In my previous post I talked about how much I learn from going on trips with persons-of-character. In this post I am going to talk about how much I learn from going on trips alone — “Solo”.
I really enjoy my own company (is that “normal”?). Overall, I like the person that I am. I know that I have plenty of imperfections, but my relationship to those imperfections is one of acceptance (and even of “amused observation”).
Going on a solo is exciting for me. I enjoy the kind of thinking that being alone for 6 or 7 days allows.
When I am on a solo I usually select routes that minimize the chance of me seeing other people. Being alone and seeing other people is “OK”, but being alone and NOT seeing anybody else for 6 or 7 days is awesome. This may explain why I do so much bushwacking (wilderness travel without trails). When I am alone, I want to be really alone.

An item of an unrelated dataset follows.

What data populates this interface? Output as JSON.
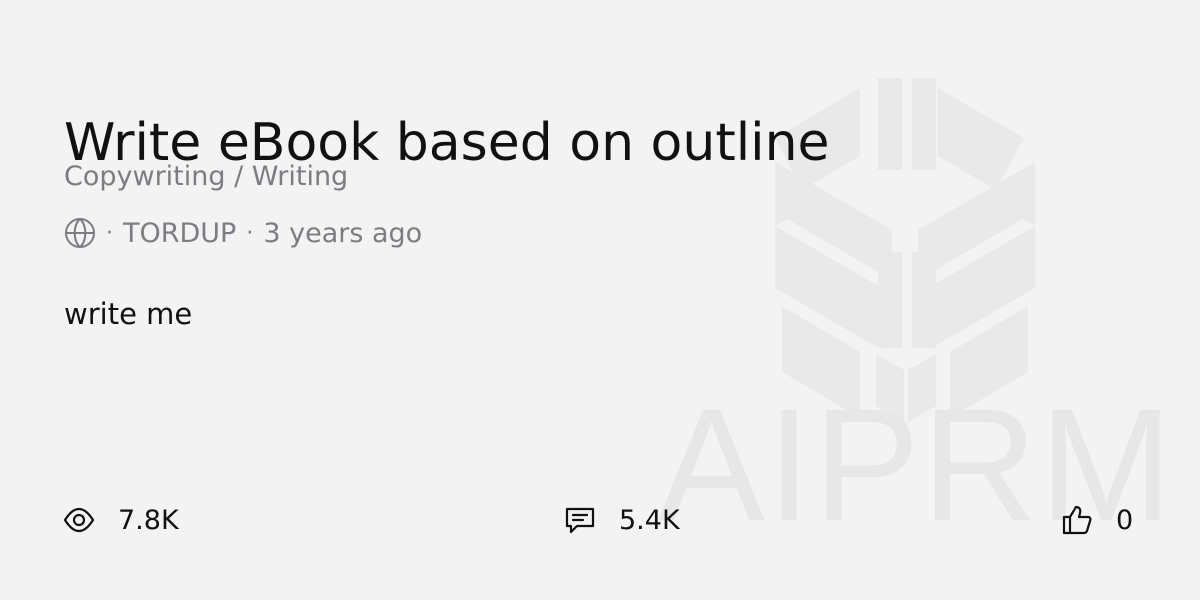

When I am on a solo I am more intuitive. I make more decisions based on “just because” than I would if I was travelling with someone else. When I am hiking with someone I need to justify (explain) my decisions (and rightly so). But when I am by myself I can tap into my intuition more. This doesn’t mean that I abandon logic, or jeopardize safety, it just means that I tap into more information sources. I give myself permission to follow more hunches and give more credence to non-obvious information … because I am the only one who has to live with the consequences of a hunch that doesn’t quite work out.
I have had many, many good (great) trips with persons-of-character. And I have also had many, many good (great) solo trips. Solo trips are different than trips with other people. I like both kinds of trips, and I like the differences between them.